Big data stores are becoming increasingly important in a variety of domains including scientific computing, internet applications, and business applications. For price and performance reasons, such storage is comprised of magnetic hard drives. To achieve the necessary degree of performance and reliability, the drives are configured into storage subsystems based on RAID (Redundant Array of Independent Disks). Because of their mechanical nature, hard drives are relatively power-hungry and slow compared to most other computer components. Big data centers spend tremendous amounts on power, including cooling, adding significantly to their overall costs. Additionally, drives are orders of magnitude slower than electrical computer components, resulting in significant performance challenges any time disk I/O is required. Recently, SSDs (solid state drives) have emerged based on flash memory technology. Although too expensive to replace magnetic disks altogether, SSDs use less power and are significantly faster for certain operations.
This dissertation examines several new architectures that use a limited amount of faster hardware to decrease the power consumption and increase the performance or data redundancy of RAID storage subsystems. We present RAID4S, which uses SSDs for parity storage in a disk-SSD hybrid RAID system. Because of its
better performance characteristics, SSD parity storage reduces the
disk overhead associated with parity storage and thereby significantly reduces the disk overheads caused by RAID. This decreases the power consumption and can be used to increase the performance of simple RAID schemes or increase redundancy by enabling the use of higher order RAID schemes with less performance penalty. Storing parity on SSDs can reduce the average number of I/Os serviced by the remaining disks by up to 25-50%. By replacing some hard drives with SSDs, we reduce power and improve performance. Our RAID4S-modthresh optimization improves performance in certain workloads.

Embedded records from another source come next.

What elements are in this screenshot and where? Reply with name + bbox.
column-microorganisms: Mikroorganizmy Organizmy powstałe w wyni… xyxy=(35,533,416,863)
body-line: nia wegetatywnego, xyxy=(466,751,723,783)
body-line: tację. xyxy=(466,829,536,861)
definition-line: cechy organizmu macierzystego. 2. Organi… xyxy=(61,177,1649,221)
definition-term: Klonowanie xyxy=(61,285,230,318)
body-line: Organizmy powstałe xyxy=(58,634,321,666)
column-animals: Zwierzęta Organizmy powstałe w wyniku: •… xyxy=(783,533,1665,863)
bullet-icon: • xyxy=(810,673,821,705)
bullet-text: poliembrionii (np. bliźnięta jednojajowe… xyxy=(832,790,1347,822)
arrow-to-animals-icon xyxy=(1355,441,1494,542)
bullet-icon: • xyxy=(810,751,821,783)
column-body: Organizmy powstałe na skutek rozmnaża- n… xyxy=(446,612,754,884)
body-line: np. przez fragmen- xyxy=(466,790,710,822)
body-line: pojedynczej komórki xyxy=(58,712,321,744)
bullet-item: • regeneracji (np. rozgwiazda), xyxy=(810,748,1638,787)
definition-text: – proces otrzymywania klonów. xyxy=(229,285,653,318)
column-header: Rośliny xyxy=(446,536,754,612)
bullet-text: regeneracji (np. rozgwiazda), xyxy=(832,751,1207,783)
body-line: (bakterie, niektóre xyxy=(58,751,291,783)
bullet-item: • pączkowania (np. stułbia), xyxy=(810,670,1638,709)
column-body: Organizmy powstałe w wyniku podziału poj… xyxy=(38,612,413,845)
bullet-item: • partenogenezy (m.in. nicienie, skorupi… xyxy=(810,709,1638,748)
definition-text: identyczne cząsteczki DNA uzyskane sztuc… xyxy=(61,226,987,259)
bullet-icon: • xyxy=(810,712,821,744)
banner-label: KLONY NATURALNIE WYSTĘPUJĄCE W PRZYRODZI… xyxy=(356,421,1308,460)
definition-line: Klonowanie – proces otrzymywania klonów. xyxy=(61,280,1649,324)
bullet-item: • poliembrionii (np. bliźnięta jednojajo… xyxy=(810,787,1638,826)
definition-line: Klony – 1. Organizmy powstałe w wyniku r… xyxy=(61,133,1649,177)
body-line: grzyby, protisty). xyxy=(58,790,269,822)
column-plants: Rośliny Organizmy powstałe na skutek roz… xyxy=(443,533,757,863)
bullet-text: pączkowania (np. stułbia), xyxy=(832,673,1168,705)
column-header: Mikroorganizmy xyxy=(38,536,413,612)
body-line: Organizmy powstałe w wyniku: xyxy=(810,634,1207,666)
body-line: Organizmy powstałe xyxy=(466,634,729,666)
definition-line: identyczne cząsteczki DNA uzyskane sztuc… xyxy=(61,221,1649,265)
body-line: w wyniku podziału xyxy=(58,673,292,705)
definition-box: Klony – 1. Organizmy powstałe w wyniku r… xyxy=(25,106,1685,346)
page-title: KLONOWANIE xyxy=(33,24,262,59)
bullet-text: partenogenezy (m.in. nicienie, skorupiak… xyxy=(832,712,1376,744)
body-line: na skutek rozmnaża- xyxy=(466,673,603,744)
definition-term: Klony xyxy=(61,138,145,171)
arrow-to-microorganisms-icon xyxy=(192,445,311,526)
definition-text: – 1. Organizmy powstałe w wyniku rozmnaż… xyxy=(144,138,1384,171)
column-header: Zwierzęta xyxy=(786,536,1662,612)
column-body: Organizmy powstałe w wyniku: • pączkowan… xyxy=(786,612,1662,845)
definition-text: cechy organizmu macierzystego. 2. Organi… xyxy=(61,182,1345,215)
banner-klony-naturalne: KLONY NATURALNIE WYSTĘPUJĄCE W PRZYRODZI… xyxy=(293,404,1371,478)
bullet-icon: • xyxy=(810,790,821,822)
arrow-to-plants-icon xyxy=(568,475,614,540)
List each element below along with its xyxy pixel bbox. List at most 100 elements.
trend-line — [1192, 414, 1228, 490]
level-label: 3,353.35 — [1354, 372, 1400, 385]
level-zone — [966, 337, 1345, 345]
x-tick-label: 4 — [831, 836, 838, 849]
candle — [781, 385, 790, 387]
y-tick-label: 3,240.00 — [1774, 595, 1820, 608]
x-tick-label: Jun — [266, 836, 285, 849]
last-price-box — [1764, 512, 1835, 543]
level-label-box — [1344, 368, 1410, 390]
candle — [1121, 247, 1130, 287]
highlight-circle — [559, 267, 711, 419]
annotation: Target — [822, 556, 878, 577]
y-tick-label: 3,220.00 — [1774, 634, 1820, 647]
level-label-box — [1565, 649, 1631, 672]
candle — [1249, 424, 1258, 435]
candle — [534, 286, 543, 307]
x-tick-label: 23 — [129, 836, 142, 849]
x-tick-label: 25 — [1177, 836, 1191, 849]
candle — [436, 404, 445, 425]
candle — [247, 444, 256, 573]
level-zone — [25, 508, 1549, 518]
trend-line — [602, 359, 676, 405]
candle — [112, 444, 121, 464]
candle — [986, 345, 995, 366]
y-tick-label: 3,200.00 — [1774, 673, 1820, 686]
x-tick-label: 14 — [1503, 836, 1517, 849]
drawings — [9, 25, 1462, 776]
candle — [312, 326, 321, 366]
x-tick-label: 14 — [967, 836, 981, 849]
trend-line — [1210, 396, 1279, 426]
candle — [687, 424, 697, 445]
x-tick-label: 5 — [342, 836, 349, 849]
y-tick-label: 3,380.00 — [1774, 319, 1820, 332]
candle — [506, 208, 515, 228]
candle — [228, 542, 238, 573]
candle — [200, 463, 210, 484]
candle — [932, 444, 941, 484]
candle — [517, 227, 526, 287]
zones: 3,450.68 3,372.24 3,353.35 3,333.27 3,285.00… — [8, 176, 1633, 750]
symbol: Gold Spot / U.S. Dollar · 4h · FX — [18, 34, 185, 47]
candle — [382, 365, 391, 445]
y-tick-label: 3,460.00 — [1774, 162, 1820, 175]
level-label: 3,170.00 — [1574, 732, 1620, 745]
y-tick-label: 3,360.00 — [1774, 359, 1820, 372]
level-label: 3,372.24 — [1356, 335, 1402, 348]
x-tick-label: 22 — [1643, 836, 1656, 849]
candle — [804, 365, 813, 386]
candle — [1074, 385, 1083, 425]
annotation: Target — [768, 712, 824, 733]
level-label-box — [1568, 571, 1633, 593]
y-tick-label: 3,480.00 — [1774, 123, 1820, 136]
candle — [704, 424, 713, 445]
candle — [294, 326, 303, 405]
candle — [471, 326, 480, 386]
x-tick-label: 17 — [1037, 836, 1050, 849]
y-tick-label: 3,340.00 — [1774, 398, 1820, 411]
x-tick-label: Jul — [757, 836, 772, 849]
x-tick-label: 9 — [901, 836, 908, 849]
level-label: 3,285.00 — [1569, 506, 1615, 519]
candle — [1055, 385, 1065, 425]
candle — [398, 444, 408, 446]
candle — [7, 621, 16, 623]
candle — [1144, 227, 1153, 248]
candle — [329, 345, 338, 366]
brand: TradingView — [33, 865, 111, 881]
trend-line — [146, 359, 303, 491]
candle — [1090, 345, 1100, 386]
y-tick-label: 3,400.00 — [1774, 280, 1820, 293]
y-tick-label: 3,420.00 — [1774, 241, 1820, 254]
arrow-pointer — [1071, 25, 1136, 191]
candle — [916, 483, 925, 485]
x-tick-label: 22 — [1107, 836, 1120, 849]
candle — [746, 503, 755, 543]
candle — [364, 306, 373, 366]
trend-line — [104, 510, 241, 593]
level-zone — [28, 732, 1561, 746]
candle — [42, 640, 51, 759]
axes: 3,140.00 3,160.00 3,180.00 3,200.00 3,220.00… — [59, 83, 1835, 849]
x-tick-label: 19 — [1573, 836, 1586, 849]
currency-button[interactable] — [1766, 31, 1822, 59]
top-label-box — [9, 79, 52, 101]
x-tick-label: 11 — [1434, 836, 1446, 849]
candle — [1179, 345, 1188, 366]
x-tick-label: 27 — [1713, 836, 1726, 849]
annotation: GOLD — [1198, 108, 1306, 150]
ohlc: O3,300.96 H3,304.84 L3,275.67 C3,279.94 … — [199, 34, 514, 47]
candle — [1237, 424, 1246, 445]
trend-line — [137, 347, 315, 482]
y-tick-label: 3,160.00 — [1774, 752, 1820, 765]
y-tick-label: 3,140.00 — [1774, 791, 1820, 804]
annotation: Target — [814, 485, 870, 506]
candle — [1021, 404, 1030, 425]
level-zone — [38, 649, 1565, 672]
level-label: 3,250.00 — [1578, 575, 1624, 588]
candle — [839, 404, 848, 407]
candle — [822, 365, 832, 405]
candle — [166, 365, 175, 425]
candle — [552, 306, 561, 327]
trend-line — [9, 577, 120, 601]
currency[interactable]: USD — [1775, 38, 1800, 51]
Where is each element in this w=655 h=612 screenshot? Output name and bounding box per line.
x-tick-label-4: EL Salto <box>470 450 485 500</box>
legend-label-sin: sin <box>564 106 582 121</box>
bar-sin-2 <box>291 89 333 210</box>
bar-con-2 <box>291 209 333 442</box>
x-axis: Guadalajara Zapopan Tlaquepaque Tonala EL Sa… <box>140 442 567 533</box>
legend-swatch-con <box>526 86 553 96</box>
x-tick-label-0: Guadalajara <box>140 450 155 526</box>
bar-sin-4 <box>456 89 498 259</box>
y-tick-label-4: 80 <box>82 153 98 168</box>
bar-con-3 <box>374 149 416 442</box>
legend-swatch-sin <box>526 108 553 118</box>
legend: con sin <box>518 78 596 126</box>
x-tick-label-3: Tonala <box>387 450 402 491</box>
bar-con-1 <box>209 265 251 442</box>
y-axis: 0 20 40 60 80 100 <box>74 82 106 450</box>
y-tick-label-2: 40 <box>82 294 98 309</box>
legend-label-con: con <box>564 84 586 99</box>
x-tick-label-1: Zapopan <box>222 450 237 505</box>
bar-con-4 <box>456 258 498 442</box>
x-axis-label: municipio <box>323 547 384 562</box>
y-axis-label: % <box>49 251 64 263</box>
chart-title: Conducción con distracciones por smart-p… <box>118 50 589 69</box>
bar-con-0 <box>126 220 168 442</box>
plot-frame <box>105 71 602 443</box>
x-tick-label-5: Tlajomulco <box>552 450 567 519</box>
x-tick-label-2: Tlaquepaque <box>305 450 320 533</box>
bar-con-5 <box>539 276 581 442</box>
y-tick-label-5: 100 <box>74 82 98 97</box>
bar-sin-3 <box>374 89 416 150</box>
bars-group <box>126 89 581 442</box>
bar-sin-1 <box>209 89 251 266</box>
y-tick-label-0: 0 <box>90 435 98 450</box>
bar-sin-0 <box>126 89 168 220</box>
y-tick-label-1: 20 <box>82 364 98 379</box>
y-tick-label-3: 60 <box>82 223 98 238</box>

The other two architectures expose RAID's inability to handle heterogeneity in workloads and hardware. RAIDE is motivated by a workload imbalance we detected in stripe-unaligned workloads. By placing faster hardware to handle the higher workload at the edges of the array, we observed higher throughput. RAIDH places parity on faster devices based on device weights. Higher weighted devices are faster and thus store additional parity. The slowest devices may store no parity at all. This technique can be used on any heterogeneous array to enable faster random write throughput.